While budgets for content marketing are small, almost half of respondents reported they are seeing enough success to warrant increasing those budgets over the course of the next year. As is often the case, small businesses can be slower to adopt new strategies for growth and it seems when it comes to content marketing that is true. So while our study shows a lower adoption rate as well as somewhat meager investments, things are trending in a positive direction for content marketing as more and more small businesses start to see success.
Results by Content Type
We asked small businesses what types of content were the most effective in terms of helping them achieve their content marketing goals.
Percentage of small businesses that believe this content type is one of the most effective
|How-To Guides / Academies||21.77%|
|Influencer / Paid Ad Content||15.32%|
- Video is the runaway winner in terms of effectiveness. 50.00% of small businesses reported it as one of the most effective content types they produce.
- Blog posts (41.13%) and customer testimonials (39.52%) remain consistent producers for small businesses.
- Bringing up the rear is some of the more resource-intensive content types, with eBooks (12.10%), podcasts (10.48%) and white papers (9.68%) showing little value in terms of efficacy for small businesses.
It should come as no surprise that video comes out the clear winner in terms of effectiveness. Video is simply the best medium to engage an audience. Meanwhile, blogging remains an effective tool in the content marketing arsenal, proving it should continue to be a mainstay for any small business wanting to expand its reach.
Content Efficacy Versus Creation Frequency
An interesting thought exercise was comparing and contrasting the frequency of creation/distribution of content with the efficacy of that content. When comparing those metrics, there were some interesting observations.

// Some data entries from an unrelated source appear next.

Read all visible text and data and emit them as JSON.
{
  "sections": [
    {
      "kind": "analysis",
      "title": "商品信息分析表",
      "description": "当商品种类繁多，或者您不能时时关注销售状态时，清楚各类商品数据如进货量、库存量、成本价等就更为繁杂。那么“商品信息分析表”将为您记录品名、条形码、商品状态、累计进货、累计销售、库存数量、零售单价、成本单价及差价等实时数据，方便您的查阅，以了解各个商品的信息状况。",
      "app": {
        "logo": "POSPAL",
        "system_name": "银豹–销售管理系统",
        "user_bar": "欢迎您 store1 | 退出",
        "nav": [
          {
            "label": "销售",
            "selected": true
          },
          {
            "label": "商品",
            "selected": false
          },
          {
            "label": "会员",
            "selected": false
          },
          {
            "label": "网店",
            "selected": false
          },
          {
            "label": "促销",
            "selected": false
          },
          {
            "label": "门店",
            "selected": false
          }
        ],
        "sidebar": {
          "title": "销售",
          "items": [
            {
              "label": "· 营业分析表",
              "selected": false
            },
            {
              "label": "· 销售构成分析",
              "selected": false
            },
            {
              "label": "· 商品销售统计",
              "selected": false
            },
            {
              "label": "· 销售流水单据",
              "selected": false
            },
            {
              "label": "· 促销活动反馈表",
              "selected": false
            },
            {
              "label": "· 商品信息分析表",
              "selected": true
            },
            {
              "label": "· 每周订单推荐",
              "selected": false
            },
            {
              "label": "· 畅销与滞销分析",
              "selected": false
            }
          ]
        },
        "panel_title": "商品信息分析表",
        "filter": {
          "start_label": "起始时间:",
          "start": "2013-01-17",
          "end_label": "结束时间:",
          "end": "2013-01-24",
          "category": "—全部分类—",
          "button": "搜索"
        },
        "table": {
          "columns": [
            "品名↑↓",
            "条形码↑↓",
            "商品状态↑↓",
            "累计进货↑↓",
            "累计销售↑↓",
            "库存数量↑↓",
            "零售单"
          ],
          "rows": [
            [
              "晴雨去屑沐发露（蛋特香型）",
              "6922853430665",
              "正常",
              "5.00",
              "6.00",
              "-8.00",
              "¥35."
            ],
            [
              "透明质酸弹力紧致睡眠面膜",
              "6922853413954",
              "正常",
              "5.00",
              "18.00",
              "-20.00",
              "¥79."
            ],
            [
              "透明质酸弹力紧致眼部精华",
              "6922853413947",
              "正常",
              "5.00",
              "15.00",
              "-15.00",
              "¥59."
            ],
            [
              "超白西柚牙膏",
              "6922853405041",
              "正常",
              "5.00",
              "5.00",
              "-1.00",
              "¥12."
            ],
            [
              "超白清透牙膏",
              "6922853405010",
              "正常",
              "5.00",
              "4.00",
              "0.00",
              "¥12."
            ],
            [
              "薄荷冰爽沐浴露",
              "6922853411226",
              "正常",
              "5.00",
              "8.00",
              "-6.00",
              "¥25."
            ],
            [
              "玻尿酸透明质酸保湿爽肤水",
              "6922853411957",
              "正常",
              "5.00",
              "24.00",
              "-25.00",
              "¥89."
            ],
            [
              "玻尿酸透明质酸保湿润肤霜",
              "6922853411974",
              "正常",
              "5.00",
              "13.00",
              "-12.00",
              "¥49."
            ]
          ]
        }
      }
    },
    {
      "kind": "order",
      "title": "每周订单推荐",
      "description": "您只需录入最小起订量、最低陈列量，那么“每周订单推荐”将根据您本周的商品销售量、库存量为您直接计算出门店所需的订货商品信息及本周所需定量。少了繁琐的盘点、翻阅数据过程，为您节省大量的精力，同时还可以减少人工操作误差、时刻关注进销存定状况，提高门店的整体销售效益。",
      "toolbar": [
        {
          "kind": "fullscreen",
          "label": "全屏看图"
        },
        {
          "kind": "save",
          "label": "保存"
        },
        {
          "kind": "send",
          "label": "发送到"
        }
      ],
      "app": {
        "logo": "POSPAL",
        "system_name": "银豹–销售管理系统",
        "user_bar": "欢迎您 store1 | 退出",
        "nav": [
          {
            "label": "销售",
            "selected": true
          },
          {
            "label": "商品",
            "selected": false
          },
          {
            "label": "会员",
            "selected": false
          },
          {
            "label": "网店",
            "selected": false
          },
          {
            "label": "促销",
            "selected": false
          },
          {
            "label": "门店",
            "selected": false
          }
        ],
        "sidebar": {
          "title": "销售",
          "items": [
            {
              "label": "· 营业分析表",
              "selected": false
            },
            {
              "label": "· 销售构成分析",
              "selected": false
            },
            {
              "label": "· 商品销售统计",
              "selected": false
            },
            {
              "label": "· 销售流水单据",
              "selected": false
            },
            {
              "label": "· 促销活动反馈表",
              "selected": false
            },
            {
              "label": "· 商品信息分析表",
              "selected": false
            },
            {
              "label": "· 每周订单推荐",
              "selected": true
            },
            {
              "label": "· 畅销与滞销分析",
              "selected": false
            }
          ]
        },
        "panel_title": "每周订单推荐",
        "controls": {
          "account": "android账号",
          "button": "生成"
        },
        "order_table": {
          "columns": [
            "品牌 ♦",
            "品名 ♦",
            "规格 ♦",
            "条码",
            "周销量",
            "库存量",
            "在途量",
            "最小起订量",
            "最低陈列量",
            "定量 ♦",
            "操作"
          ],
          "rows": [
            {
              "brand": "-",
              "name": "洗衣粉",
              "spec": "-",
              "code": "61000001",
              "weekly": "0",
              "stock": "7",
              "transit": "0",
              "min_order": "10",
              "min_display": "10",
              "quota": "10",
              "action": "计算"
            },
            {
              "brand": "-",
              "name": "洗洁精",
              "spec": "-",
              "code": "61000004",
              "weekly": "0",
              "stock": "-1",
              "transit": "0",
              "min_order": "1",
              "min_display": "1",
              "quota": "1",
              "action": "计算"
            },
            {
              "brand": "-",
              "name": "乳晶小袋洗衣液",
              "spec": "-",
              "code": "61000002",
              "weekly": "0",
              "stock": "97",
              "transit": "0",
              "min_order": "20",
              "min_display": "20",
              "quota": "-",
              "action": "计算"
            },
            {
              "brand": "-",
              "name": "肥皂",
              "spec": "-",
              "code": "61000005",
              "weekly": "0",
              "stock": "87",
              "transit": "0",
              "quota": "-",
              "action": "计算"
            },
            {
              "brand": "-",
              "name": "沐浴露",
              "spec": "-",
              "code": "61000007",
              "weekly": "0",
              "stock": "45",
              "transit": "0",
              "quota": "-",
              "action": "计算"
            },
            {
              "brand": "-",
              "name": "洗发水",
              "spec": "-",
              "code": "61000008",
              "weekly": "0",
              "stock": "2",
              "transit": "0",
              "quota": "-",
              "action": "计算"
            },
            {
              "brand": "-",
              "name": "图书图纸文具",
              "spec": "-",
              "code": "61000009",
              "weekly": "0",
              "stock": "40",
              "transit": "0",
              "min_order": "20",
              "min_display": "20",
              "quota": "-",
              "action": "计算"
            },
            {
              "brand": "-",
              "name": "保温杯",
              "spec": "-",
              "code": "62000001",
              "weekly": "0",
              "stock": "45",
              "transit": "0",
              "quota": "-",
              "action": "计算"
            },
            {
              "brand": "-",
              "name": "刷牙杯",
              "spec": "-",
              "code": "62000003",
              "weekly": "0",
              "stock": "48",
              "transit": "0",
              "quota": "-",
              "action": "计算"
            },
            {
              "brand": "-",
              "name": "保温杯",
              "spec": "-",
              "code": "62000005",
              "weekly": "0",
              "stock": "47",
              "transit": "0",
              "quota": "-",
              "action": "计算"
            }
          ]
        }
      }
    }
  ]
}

When contrasting frequency of production (percentage of small businesses the product the content type at least weekly) versus effectiveness (percentage of small businesses that reported the content content was one of its most effective), a couple of things jump out. First, video, blog posts, and testimonials seem to produce the best results for the time spent. Second, product reviews sit alone as the most popular in terms of frequency but aren’t in the top 3 in terms of effectiveness. And lastly, the biggest loser in the group is white papers. While it’s not clear why they are deemed so ineffective, certainly small businesses do not see much value in them relative to the frequency in which they create them.
At first glance, the reality that nearly 4 in 10 small businesses do no content marketing at all seems startling. But it must be contrasted with the reality that many small businesses do no marketing at all as they have a steady stream of customers through word-of-mouth and repeat business and lack a desire to grow.
When looking at the segment of small businesses that do some form of content marketing, a few things are clear:
- Planning is at best, haphazard, and at worst, non-existent, for many small businesses, especially those with fewer than 20 employees.
- Small businesses devote few resources, in terms of money and work hours, to content marketing. However, that commitment appears to be growing as more and more small businesses see success with those minimal efforts.
- Despite poor planning and minimal resources, the overwhelming majority of small businesses see success with content marketing.
Perhaps the biggest takeaway from this survey is that small businesses that are willing to commit real resources to content marketing have an opportunity to differentiate themselves from their competitors and grow their audience/customer base while building lasting relationships with their customers. As is often the case, early adopters gain a competitive advantage, and clearly content marketing as a focused discipline is still in its infancy for small businesses.